Offline Energy-Optimal LLM Serving: Workload-Based Energy Models for LLM Inference on Heterogeneous Systems
Grant Wilkins, Srinivasan Keshav, Richard Mortier
TL;DR
This work tackles the high energy cost of LLM inference by introducing workload-based energy and runtime models for heterogeneous GPU-CPU systems. It combines extensive energy profiling across multiple open-source LLMs with regression-based models that capture how input and output token counts drive energy and latency. An offline routing optimization using these models demonstrates tunable trade-offs between energy, latency, and accuracy, with Mixtral SMoE models showing notable energy efficiency. The results enable energy-aware, per-workload scheduling in production environments, though the study is limited to a single HPC node and NVIDIA-centric measurements, suggesting avenues for online adaptations and broader hardware evaluation.
Abstract
The rapid adoption of large language models (LLMs) has led to significant advances in natural language processing and text generation. However, the energy consumed through LLM model inference remains a major challenge for sustainable AI deployment.
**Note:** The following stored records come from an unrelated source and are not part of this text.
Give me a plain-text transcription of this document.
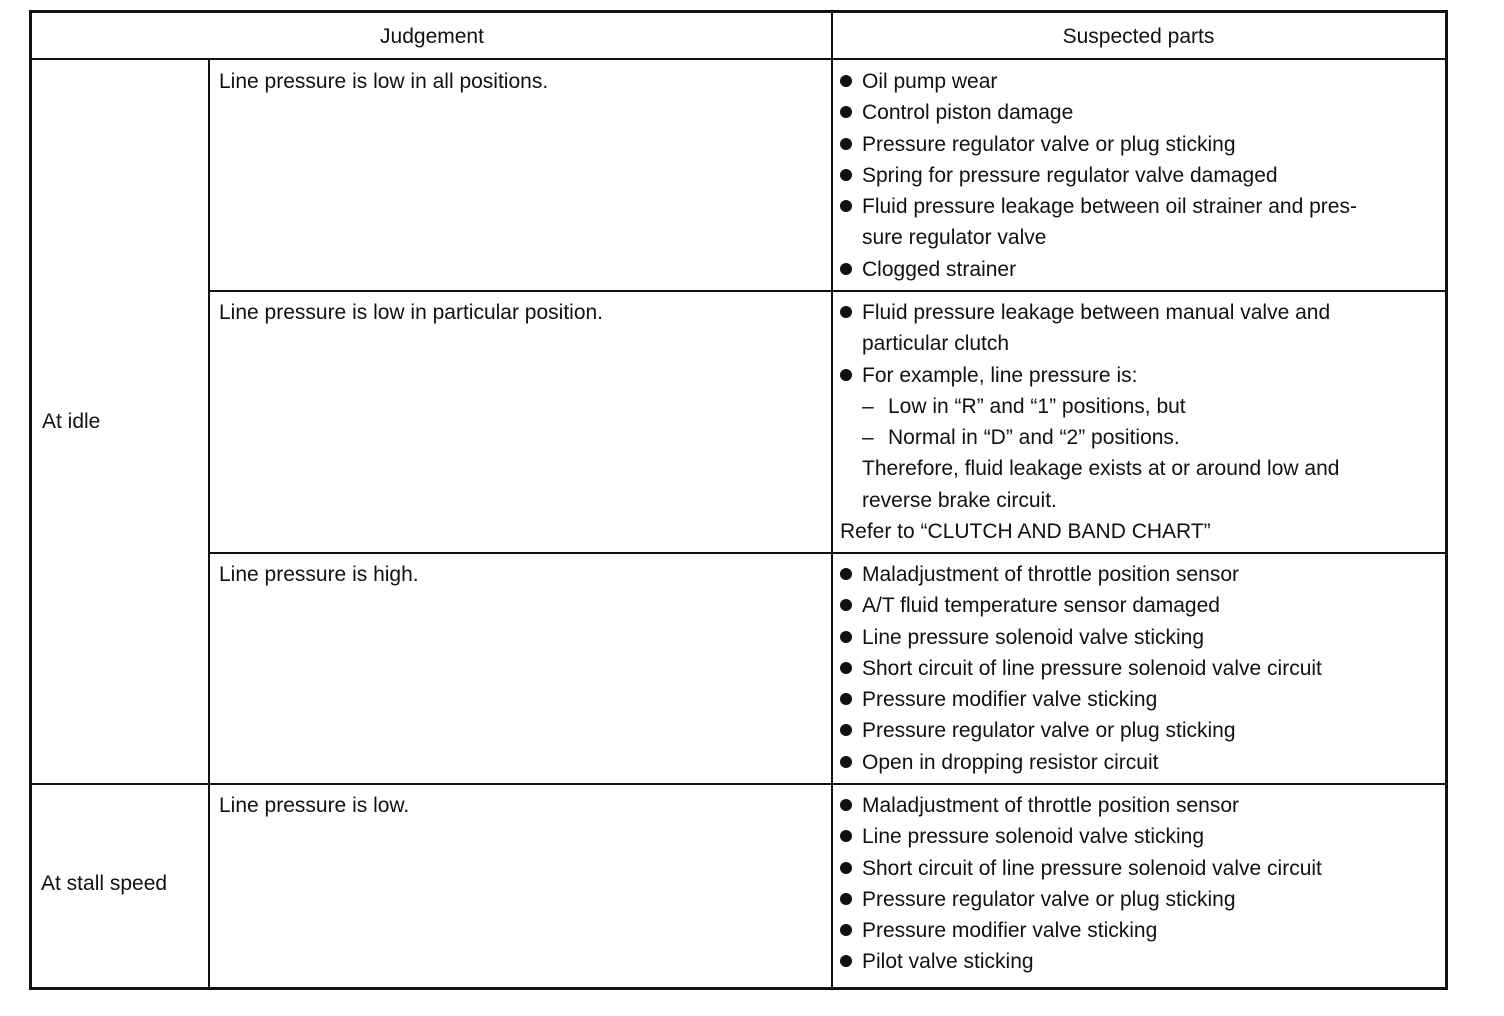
Judgement	Suspected parts
At idle
At stall speed
Line pressure is low in all positions.
Line pressure is low in particular position.
Line pressure is high.
Line pressure is low.
Oil pump wear
Control piston damage
Pressure regulator valve or plug sticking
Spring for pressure regulator valve damaged
Fluid pressure leakage between oil strainer and pres-
sure regulator valve
Clogged strainer
Fluid pressure leakage between manual valve and
particular clutch
For example, line pressure is:
– Low in “R” and “1” positions, but
– Normal in “D” and “2” positions.
Therefore, fluid leakage exists at or around low and
reverse brake circuit.
Refer to “CLUTCH AND BAND CHART”
Maladjustment of throttle position sensor
A/T fluid temperature sensor damaged
Line pressure solenoid valve sticking
Short circuit of line pressure solenoid valve circuit
Pressure modifier valve sticking
Pressure regulator valve or plug sticking
Open in dropping resistor circuit
Maladjustment of throttle position sensor
Line pressure solenoid valve sticking
Short circuit of line pressure solenoid valve circuit
Pressure regulator valve or plug sticking
Pressure modifier valve sticking
Pilot valve sticking
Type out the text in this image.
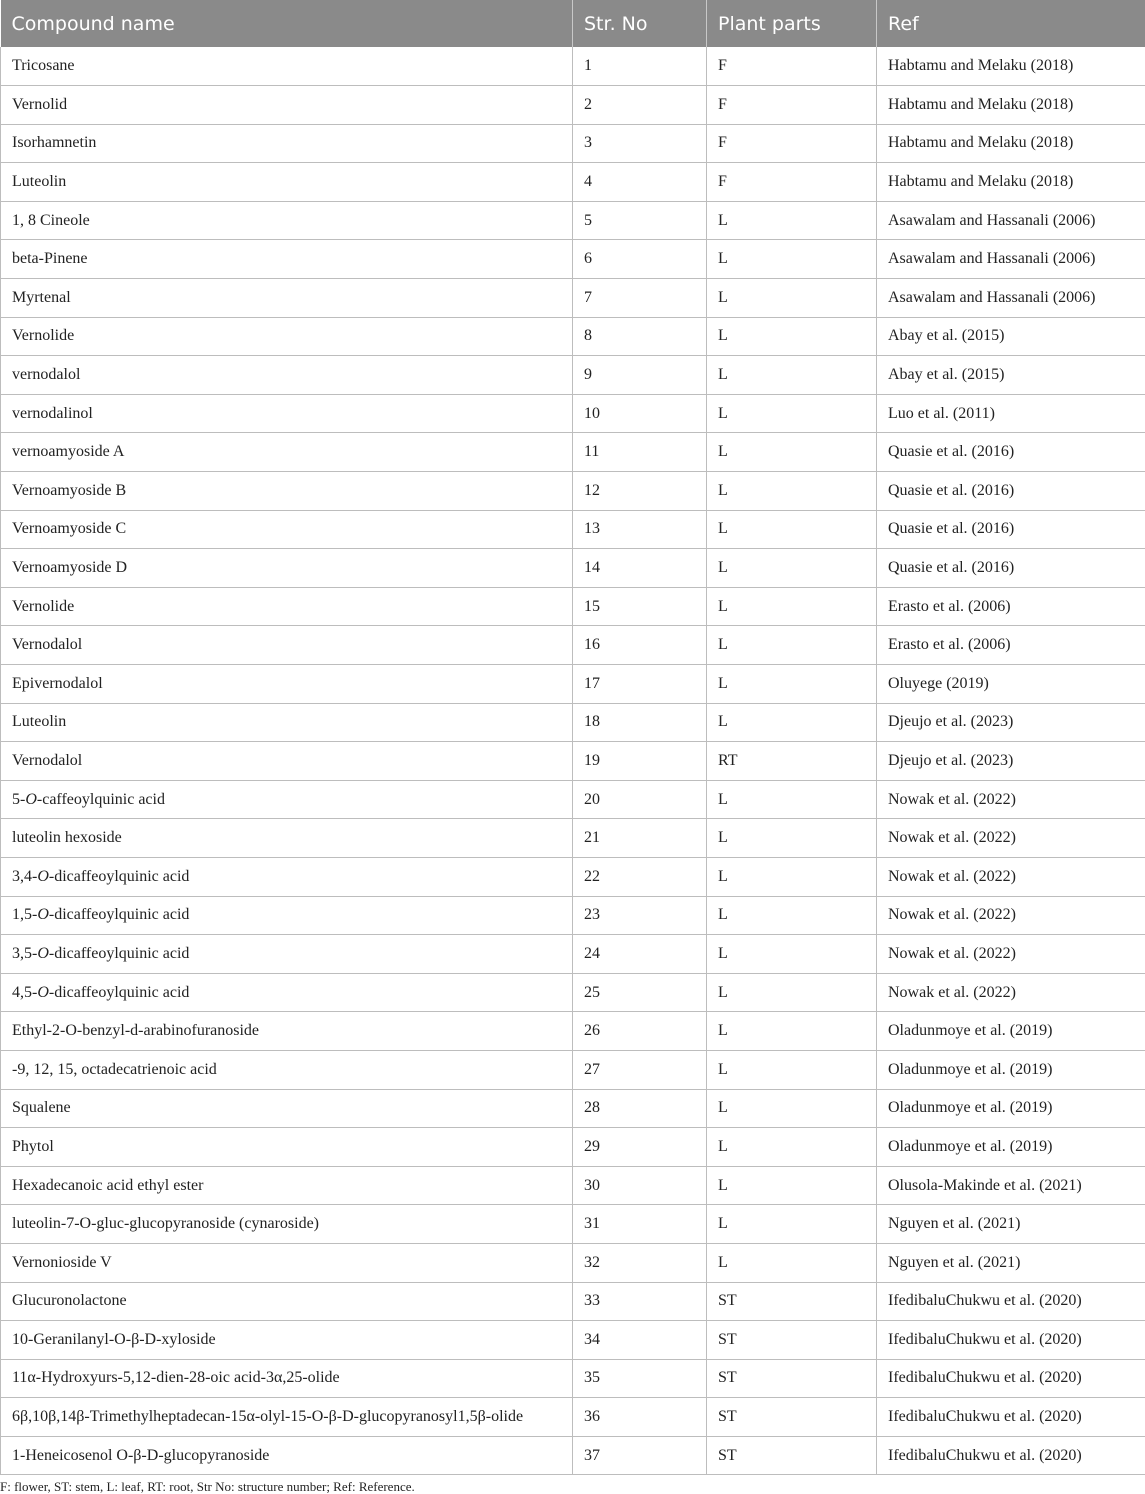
Compound name	Str. No	Plant parts	Ref
Tricosane	1	F	Habtamu and Melaku (2018)
Vernolid	2	F	Habtamu and Melaku (2018)
Isorhamnetin	3	F	Habtamu and Melaku (2018)
Luteolin	4	F	Habtamu and Melaku (2018)
1, 8 Cineole	5	L	Asawalam and Hassanali (2006)
beta-Pinene	6	L	Asawalam and Hassanali (2006)
Myrtenal	7	L	Asawalam and Hassanali (2006)
Vernolide	8	L	Abay et al. (2015)
vernodalol	9	L	Abay et al. (2015)
vernodalinol	10	L	Luo et al. (2011)
vernoamyoside A	11	L	Quasie et al. (2016)
Vernoamyoside B	12	L	Quasie et al. (2016)
Vernoamyoside C	13	L	Quasie et al. (2016)
Vernoamyoside D	14	L	Quasie et al. (2016)
Vernolide	15	L	Erasto et al. (2006)
Vernodalol	16	L	Erasto et al. (2006)
Epivernodalol	17	L	Oluyege (2019)
Luteolin	18	L	Djeujo et al. (2023)
Vernodalol	19	RT	Djeujo et al. (2023)
5-O-caffeoylquinic acid	20	L	Nowak et al. (2022)
luteolin hexoside	21	L	Nowak et al. (2022)
3,4-O-dicaffeoylquinic acid	22	L	Nowak et al. (2022)
1,5-O-dicaffeoylquinic acid	23	L	Nowak et al. (2022)
3,5-O-dicaffeoylquinic acid	24	L	Nowak et al. (2022)
4,5-O-dicaffeoylquinic acid	25	L	Nowak et al. (2022)
Ethyl-2-O-benzyl-d-arabinofuranoside	26	L	Oladunmoye et al. (2019)
-9, 12, 15, octadecatrienoic acid	27	L	Oladunmoye et al. (2019)
Squalene	28	L	Oladunmoye et al. (2019)
Phytol	29	L	Oladunmoye et al. (2019)
Hexadecanoic acid ethyl ester	30	L	Olusola-Makinde et al. (2021)
luteolin-7-O-gluc-glucopyranoside (cynaroside)	31	L	Nguyen et al. (2021)
Vernonioside V	32	L	Nguyen et al. (2021)
Glucuronolactone	33	ST	IfedibaluChukwu et al. (2020)
10-Geranilanyl-O-β-D-xyloside	34	ST	IfedibaluChukwu et al. (2020)
11α-Hydroxyurs-5,12-dien-28-oic acid-3α,25-olide	35	ST	IfedibaluChukwu et al. (2020)
6β,10β,14β-Trimethylheptadecan-15α-olyl-15-O-β-D-glucopyranosyl1,5β-olide	36	ST	IfedibaluChukwu et al. (2020)
1-Heneicosenol O-β-D-glucopyranoside	37	ST	IfedibaluChukwu et al. (2020)
F: flower, ST: stem, L: leaf, RT: root, Str No: structure number; Ref: Reference.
To address this problem, we model the workload-dependent energy consumption and runtime of LLM inference tasks on heterogeneous GPU-CPU systems. By conducting an extensive characterization study of several state-of-the-art LLMs and analyzing their energy and runtime behavior across different magnitudes of input prompts and output text, we develop accurate (R^2>0.96) energy and runtime models for each LLM. We employ these models to explore an offline, energy-optimal LLM workload scheduling framework. Through a case study, we demonstrate the advantages of energy and accuracy aware scheduling compared to existing best practices.